採取したカワノリを持って、カワノリの保全活動に協力してくださっている三津原さんと情報交換。
2023年は2022年の2倍もノリが収穫できたとのことで活動は順調に進んでいそうですが、大雨によりカワノリが流れてしまうこともあり、収量は自然環境次第とのこと。

  • image採取したカワノリ。
  • image左から、下本さん・山口さん・三津原さん

カワノリのタネ(接合子)

採取してきたカワノリを顕微鏡で観察して、タネを出しているか確認。
学術研究によると、顕微鏡で観察した時にモザイク状になっていればタネを出しているとのことで、ちょうどモザイク状の様子を見ることができました。
使っている顕微鏡は廃校になった近くの小学校のもので、反射鏡の代わりにスマホのライトを使うなど工夫して観察する様子はたくましさを感じました。

image観察用のプレパラートを作成して、カワノリがタネを形成しているか確認。

種苗を植え付けるためにカワノリを採取

カワノリがタネを形成していることが確認できたので、他の岩に塗る種苗液用にカワノリを採取。

この後の作業としては、カワノリが自生している岩のコケを落として種苗液を塗ることで、カワノリが自生するのを待つとのこと。
カワノリの増殖方法は、5年間色々と試してきたものの、この方法がもっとも成功率が高いことがわかったそうです。

増殖に成功して安定的に採れる見込みがたったことで、ふるさと納税の返礼品に登録。
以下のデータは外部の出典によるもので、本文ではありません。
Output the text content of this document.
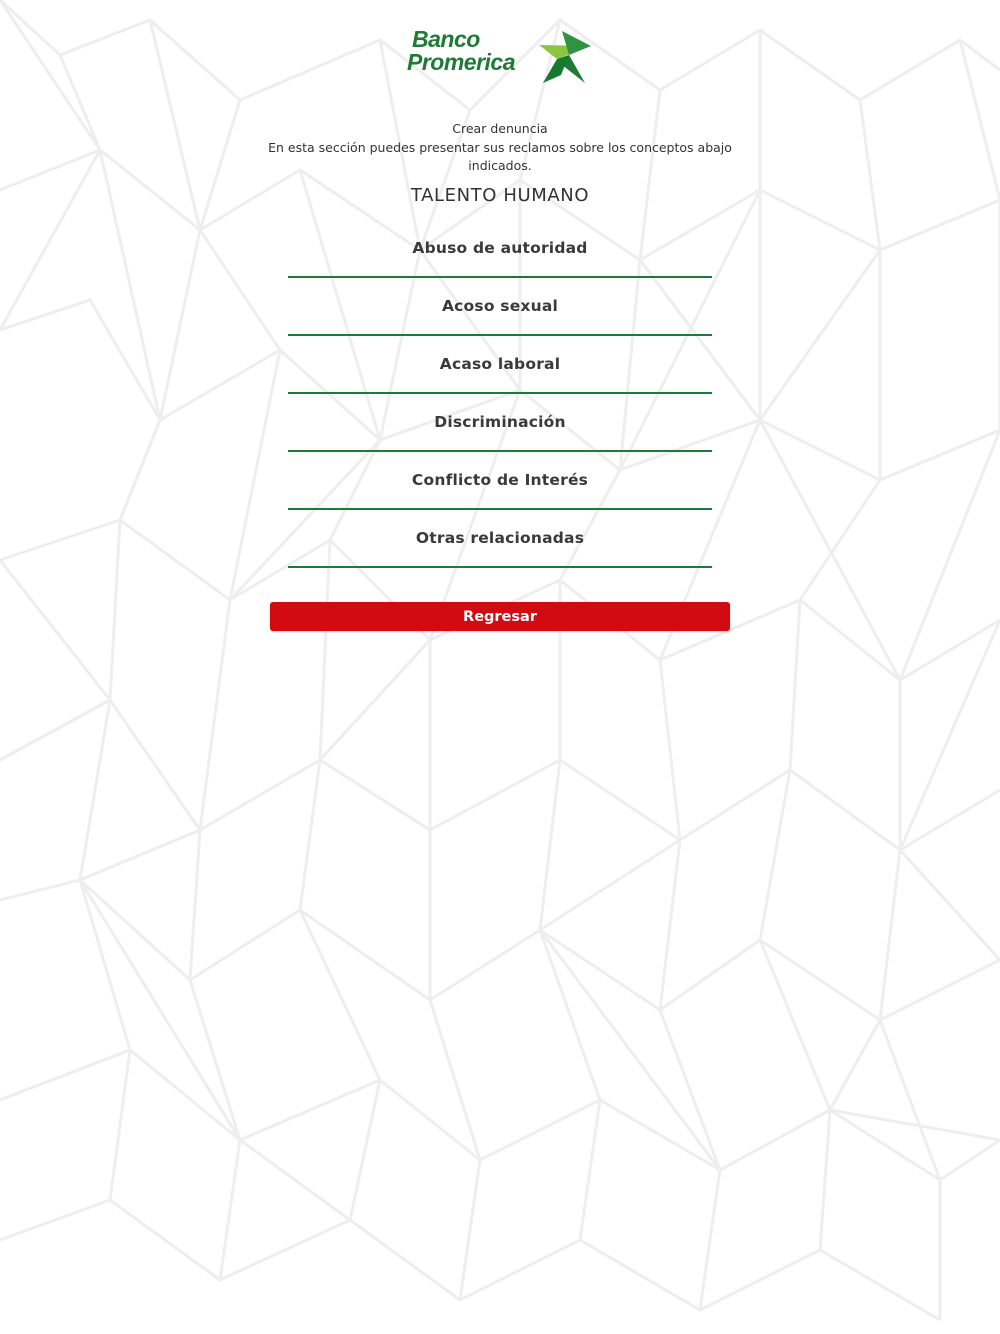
Banco
Promerica
Crear denuncia
En esta sección puedes presentar sus reclamos sobre los conceptos abajo indicados.
TALENTO HUMANO
Abuso de autoridad
Acoso sexual
Acaso laboral
Discriminación
Conflicto de Interés
Otras relacionadas
Regresar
また、ここ1-2年で、新聞やテレビ、雑誌などのメデイアで取り上げられる機会が増えたとのこと。

かつて山県市の特産物だった「カワノリ」を再び地域の特産品にすべく活動するお二人を一日取材しましたが、カワノリを通じて円原の人を、そして円原に来る人も元気にしたいという思いが活動の原動力になっているんだと強く感じました。

「カワノリの保全活動」に参加して

岐阜駅からバスで進むこと1時間、どんどん山あいに入っていき、綺麗な川があるなと眺めているとそれが円原川でした。
カワノリってどれだろうと思いつつ円原川を見てみてもカワノリの姿はわからず、2人と一緒に川に入って初めてカワノリの形や手触りを知ることができました。
カワノリは渓流の岩やコンクリートブロックに付着するように生えていましたが、川の流れは激しく、水も冷たく日々の活動は大変だろうなと感じました。
そんな中でも地域の方と協力しながら、明るく活動を進めるお二人の様子を見て地域活性化の意味を改めて考えるきっかけになりました。カワノリは今では絶滅危惧種に指定されるほど希少なものですが、元々は山県市の地域の特産品として献上されるほど身近なものでした。当時の食文化や暮らしを地域の方々と思い出しながら、その文化の保全と地域への還元を目的に活動を進めるこの活動はまさしく地域活性化であると感じました。
地方の過疎化が深刻な問題になる中、地域のかつての想い出・文化から今を活性化していくというモデルは他の地方でも十分参考になる事例なのではないかと感じました。
カワノリの魅力発信方法としてカワノリスイーツを作ったり、活動場所の近くに今流行のテントサウナができたりと、円原にも新しい萌芽が芽生えています。
この萌芽がこれからすくすくと育っていくのが楽しみです。

プロフィール

山口 晋一さん

山県市生まれ。就職で一時山県市を離れたのち、Uターンして山県市の集落支援員となる。
支援員としての活動中、円原川のほとりに住む三津原さんの話で「カワノリ」の存在を知る。
過疎化、高齢化が進む地域に産業をつくりたいと思い、カワノリの特産品化を目指す。
当初は手探り状態だったが、2019年から、協力者の下本英津子さんとともに本格的にカワノリの調査、保護、持続的活用に取り組み始める。
2022年には通販サイトでのカワノリ販売を実現。
2023年、カワノリ食文化をもっと多くの人に知ってもらおうと、カワノリカンパニーという任意団体を設立。
主にインスタグラムを通して、カワノリの魅力を発信中。